L'Espagne est confrontée à une crise immobilière sans précédent. Un nombre record d'emprunteurs n'est plus en mesure de rembourser leur prêt hypothécaire, banques et propriétaires tentent de mettre en vente quantité de maisons et d'appartements, dopant une offre qui pèse à son tour sur les prix. D'après l'INE (l'office des statistiques espagnol), les logements auraient perdu, au cours du premier trimestre 2012, 12,6 % de leur valeur par rapport à la même période l'an passé. Pour les Belges, c'est le moment d'acheter au soleil pour une bouchée de pain.

TVA ou droits d'enregistrement

La personne physique qui acquiert une maison ou un appartement dans la Péninsule est redevable, en fonction de la qualité du vendeur, de la TVA ou des droits d'enregistrement espagnols. Si le vendeur est assujetti à la TVA (ce qui se vérifiera la plupart du temps dans le cas d'une habitation neuve), l'acquéreur paiera 8 % de TVA, augmentés de 1,2 % de droits de timbre, soit un total de 9,2 %. Si le vendeur est un particulier (non assujetti à la TVA), l'acquéreur s'acquittera de 6 ou 7 % de droits d'enregistrement, en fonction de la Région. Attention : si vous achetez un bâtiment existant à un assujetti, vous ne serez redevable d'aucune TVA, mais bien de droits d'enregistrement.

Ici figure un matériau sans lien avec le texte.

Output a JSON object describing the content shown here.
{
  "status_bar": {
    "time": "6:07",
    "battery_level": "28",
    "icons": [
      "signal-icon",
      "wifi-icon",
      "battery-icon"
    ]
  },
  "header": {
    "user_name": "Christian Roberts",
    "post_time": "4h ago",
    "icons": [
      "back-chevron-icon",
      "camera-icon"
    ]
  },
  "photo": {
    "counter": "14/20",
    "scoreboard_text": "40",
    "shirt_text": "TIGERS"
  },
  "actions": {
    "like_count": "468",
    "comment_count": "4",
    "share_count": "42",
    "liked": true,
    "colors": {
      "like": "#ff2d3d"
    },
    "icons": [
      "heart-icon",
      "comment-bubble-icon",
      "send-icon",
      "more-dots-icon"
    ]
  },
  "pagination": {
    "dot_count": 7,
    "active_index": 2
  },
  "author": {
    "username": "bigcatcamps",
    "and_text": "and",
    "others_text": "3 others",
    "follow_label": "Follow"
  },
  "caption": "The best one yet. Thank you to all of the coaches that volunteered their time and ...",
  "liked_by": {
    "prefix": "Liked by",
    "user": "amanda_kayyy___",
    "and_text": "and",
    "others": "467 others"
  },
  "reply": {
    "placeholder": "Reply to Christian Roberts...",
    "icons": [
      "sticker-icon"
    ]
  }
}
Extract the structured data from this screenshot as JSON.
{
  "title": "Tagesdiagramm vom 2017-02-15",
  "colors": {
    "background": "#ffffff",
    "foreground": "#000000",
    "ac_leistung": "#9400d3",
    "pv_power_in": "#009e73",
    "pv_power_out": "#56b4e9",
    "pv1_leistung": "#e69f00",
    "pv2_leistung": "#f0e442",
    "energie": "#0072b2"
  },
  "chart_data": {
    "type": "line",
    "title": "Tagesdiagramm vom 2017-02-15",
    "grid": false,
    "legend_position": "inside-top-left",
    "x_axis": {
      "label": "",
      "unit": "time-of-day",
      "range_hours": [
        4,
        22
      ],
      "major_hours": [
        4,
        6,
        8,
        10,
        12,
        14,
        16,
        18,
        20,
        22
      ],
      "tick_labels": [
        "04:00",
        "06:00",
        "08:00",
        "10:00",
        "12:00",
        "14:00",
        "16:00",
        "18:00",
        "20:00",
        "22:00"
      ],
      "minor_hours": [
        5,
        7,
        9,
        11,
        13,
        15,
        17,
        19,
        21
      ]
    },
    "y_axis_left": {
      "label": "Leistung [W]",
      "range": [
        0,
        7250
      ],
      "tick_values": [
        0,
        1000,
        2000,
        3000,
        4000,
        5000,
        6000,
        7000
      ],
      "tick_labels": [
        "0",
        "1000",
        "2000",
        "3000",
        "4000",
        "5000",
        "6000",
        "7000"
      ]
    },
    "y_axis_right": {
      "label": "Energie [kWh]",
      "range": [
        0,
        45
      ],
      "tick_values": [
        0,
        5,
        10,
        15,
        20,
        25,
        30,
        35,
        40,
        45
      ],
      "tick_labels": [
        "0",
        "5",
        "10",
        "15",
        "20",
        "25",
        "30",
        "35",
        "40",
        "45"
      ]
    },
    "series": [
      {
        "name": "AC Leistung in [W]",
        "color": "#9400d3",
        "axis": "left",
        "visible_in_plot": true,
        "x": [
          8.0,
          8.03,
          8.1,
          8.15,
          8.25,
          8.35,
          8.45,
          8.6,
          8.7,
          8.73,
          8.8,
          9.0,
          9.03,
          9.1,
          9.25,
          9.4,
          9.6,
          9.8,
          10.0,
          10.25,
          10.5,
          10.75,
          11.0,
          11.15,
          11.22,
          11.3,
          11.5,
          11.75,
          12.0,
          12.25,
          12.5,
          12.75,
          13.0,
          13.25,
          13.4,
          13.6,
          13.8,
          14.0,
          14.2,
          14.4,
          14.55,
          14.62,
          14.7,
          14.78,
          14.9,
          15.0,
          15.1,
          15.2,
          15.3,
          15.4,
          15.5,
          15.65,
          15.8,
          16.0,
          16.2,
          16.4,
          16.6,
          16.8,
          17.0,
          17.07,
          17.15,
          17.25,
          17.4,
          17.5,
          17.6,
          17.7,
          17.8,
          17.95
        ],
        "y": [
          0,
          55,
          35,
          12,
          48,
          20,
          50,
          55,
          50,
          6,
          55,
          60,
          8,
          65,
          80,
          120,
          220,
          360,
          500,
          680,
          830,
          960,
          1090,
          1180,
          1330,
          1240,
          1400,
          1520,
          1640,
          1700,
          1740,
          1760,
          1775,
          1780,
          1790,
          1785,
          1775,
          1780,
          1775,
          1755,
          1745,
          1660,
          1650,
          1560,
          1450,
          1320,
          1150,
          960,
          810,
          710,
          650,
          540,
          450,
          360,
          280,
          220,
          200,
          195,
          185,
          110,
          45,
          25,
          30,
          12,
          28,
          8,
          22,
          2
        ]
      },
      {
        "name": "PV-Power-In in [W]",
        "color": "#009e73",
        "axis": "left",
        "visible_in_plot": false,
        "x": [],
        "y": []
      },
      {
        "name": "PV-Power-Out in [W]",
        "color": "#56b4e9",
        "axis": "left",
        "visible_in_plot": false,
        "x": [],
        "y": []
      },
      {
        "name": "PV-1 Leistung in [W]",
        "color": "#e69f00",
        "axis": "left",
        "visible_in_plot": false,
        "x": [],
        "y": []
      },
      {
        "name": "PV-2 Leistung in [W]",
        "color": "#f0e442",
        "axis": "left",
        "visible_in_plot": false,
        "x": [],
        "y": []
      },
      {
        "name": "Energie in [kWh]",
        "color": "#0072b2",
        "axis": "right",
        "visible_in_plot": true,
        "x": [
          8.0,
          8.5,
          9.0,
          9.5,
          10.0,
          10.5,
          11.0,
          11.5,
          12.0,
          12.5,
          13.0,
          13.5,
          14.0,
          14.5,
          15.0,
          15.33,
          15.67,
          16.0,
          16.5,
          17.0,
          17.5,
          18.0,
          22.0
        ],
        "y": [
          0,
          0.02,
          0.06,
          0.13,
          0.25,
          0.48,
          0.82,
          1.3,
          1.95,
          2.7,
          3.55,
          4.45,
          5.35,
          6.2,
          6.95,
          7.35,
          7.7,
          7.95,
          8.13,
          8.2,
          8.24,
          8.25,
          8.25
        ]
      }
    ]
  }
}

Il est également possible que l'actuel propriétaire ne soit pas résident espagnol (il peut par exemple s'agir d'un Allemand qui se défait de sa résidence secondaire là-bas) : vous aurez en pareil cas à retenir 3 % du prix d'achat au titre de précompte sur l'impôt espagnol dont est redevable le vendeur non-résident, et à verser le montant correspondant à l'administration fiscale dans le mois qui suivra la transaction.

Dans quel pays serez-vous imposé sur votre nouvelle acquisition ? Pour le savoir, il convient de se pencher sur la convention préventive de la double imposition ratifiée par nos deux gouvernements. Comme la plupart de ces accords, la convention précise que l'impôt peut être établi dans le pays où est situé le bien : c'est donc en Espagne que vous serez imposé (cf. infra). La Belgique devra par conséquent vous exonérer, mais rien ne l'empêche par contre d'appliquer la réserve de progressivité ; vous êtes donc tenu de renseigner à cette fin l'existence du bien dans votre déclaration d'impôts belge.

Imposition en Belgique

Ce n'est pas parce que le revenu locatif (ou la valeur locative) n'est pas imposé en Belgique que l'administration fiscale belge n'en tiendra pas compte pour calculer le taux d'imposition auquel seront soumis vos autres revenus. Comme le loyer (ou la valeur locative) interviendra dans la fixation de votre tranche d'imposition marginale, vous pourriez bien passer dans la tranche supérieure - c'est ce que l'on nomme la réserve de progressivité.

Imaginez que sur la base de vos revenus en Belgique, vous vous situiez dans la tranche de 45 % : il n'est pas exclu que la prise en considération de votre achat au soleil vous fasse intégrer celle de 50 %. Auquel cas vous serez redevable de 5 % d'impôts en plus sur vos revenus belges - mais pas sur le revenu immobilier en Espagne, taxé sur place. Si vous vous situez d'ores et déjà dans la tranche d'imposition de 50 %, votre nouvel achat sera sans influence.

Imposition en Espagne

L'impôt dont vous serez redevable en Espagne variera selon que vous aurez mis ou non le bien en location. Si vous ne le louez pas, vous serez imposé au taux de 24,75 % sur un revenu locatif fictif équivalent à 2 % de la valeur cadastrale de la maison ou de l'appartement. Si la valeur cadastrale a été déterminée après 1994, le revenu locatif fictif est fixé à 1,1 % de cette valeur. Si vous donnez la propriété en location, vous serez imposé sur le revenu locatif brut, qui pourra éventuellement être diminué des frais de réparations et d'entretien. De même, les intérêts payés sur l'emprunt immobilier souscrit là-bas pourront être défalqués de vos revenus locatifs bruts.